Bald haben sich Menschenschlangen vor den einzelnen Stationen gebildet. Die Spender werden mit Namen, Adresse und Telefonnummer erfasst. Mit einem Spenderausweis geht es weiter zur eigentlichen Blutabnahme. Um untersuchen zu können, welche Blutmerkmale jemand hat, braucht es nicht viel - 2,5 Milliliter genügen, das ist etwa ein halber Teelöffel.

Der Rundgang führt durch die Halle, bis zu einer abgetrennten Ecke der Halle. Dort nehmen zwölf Ärzte, Krankenschwestern oder Heilpraktiker Blut ab - auch sie Freiwillige. "Gestern gab es noch einen Auffrischungskurs", erzählt Thomas Harrer, der ebenfalls mit Sabine Müller befreundet ist, wie die meisten hier. Zum Schluss kommen die Spender an einem Tisch vorbei, auf dem unzählige Rosen platziert sind. Die Eltern der Erkrankten haben sie als Dankeschön für die Spender gekauft. Dort können die Leute auch spenden. Auch wer sich nicht typisieren lassen kann oder will, kann so helfen. Das ist wichtig, weil jede Typisierung 40 Euro kostet, die Studenten und Schüler vielleicht nicht zahlen können. Eine dieser Spenderinnen ist die 25-jährige Hedwig Meyer. Sie kommt aus Königsdorf und wollte sich schon lange einmal in die Datenbank für Knochenmarkspender aufnehmen lassen, sagt sie. Doch die Kosten hätten sie davon abgehalten. Die Raiffeisenbank Bad Tölz-Wolfratshausen spendet 800 Euro und der Burschen- und Musikverein Ascholding übernimmt die Kosten für seine Mitglieder, die sich typisieren lassen.53 000 Euro kommen so zusammen, was die Kosten für die Aktion nicht ganz deckt. Die Aktion Knochenmarkspende übernimmt den Rest.

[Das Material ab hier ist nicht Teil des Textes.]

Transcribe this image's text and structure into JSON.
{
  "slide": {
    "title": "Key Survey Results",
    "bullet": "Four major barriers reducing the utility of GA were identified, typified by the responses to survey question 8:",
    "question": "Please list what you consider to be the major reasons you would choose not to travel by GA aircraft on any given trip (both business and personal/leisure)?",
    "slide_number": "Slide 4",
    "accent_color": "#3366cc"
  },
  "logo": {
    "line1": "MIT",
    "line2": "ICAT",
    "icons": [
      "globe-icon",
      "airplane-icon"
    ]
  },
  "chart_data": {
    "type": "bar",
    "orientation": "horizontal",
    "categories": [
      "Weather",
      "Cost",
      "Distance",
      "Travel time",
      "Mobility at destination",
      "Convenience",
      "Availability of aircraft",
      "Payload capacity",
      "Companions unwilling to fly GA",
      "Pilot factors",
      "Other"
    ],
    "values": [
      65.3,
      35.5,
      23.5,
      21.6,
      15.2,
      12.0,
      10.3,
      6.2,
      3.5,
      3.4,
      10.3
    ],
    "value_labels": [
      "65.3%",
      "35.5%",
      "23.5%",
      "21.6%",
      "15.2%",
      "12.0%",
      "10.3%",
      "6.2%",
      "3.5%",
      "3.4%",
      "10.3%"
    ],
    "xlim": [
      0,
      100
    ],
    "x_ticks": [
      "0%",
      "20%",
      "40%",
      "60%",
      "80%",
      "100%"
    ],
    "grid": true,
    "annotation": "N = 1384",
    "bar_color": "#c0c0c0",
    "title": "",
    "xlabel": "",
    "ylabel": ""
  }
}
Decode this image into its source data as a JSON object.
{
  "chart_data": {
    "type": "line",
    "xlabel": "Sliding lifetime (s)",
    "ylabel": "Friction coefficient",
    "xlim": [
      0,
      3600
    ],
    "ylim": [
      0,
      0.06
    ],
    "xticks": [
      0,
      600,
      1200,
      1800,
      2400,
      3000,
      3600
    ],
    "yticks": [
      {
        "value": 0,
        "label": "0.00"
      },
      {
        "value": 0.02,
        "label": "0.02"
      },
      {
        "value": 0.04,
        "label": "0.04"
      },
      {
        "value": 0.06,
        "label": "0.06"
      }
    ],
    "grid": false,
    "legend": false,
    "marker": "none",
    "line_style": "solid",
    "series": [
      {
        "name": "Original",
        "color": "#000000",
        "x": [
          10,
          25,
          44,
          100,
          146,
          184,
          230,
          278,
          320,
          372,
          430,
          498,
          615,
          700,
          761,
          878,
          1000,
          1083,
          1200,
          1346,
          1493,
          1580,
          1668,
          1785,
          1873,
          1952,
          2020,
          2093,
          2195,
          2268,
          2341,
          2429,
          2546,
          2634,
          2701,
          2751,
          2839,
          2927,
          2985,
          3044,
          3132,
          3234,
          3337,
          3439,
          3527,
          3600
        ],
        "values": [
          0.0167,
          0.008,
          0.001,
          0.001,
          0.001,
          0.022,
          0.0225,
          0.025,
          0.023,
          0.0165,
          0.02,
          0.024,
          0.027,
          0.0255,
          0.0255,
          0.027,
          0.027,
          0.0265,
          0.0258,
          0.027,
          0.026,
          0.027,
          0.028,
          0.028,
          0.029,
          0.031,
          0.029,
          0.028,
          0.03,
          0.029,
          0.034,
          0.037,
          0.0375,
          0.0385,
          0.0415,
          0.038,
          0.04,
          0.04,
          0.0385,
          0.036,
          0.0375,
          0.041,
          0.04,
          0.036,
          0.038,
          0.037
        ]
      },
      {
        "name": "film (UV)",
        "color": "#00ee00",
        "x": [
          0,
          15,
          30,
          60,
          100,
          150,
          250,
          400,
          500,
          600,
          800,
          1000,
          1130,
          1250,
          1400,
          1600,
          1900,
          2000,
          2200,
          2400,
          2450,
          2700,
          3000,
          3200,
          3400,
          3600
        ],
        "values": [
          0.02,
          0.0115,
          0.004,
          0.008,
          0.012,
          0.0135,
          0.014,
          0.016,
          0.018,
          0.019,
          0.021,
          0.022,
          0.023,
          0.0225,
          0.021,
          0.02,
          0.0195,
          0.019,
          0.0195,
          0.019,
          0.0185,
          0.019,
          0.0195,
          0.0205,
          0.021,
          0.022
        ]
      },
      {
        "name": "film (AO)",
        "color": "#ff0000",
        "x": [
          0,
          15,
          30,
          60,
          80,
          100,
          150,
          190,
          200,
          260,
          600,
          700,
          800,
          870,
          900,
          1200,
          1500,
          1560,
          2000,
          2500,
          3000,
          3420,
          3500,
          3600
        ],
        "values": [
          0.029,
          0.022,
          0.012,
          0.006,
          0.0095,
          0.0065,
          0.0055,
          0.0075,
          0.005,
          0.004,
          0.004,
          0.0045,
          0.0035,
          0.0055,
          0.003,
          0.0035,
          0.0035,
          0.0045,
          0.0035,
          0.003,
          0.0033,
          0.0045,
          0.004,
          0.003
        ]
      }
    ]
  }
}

Laut Ingrid Harrer sind 90 bis 100 Helfer gekommen. 14 000 Flyer wurden verteilt, alle örtlichen Vereine aktivierten ihre Mitglieder, berichtet Hans Walleitner von der Freiwilligen Feuerwehr Ascholding, die auch die Schilder am Vortag aufgestellt hat. Er kennt Sabine Müller vom gemeinsamen Volleyballspiel. Immer sei sie sehr aktiv gewesen und habe auch eine eigene Mannschaft trainiert. Die 42-Jährige sei sehr gerührt von dem Engagement, das ganz Ascholding für sie aufbringe, sagt er. Material für 6000 Menschen habe sie dabei, berichtet Manuela Ortmann von der AKB. "Das ist hoch gerechnet", sagt sie realistisch seien 1000 bis 2000 Menschen. Etwa so viele kommen ja auch. Am Sonntag war bereits die nächste Typisierungsaktion in Iffeldorf. Je mehr Menschen sich untersuchen lassen, umso größer werden die Chancen, dass irgendwo auch für Sabine Müller ein Spender dabei ist. Denn alle Spender werden in einer großen Datei gesammelt, in der dann nach dem passenden gesucht wird.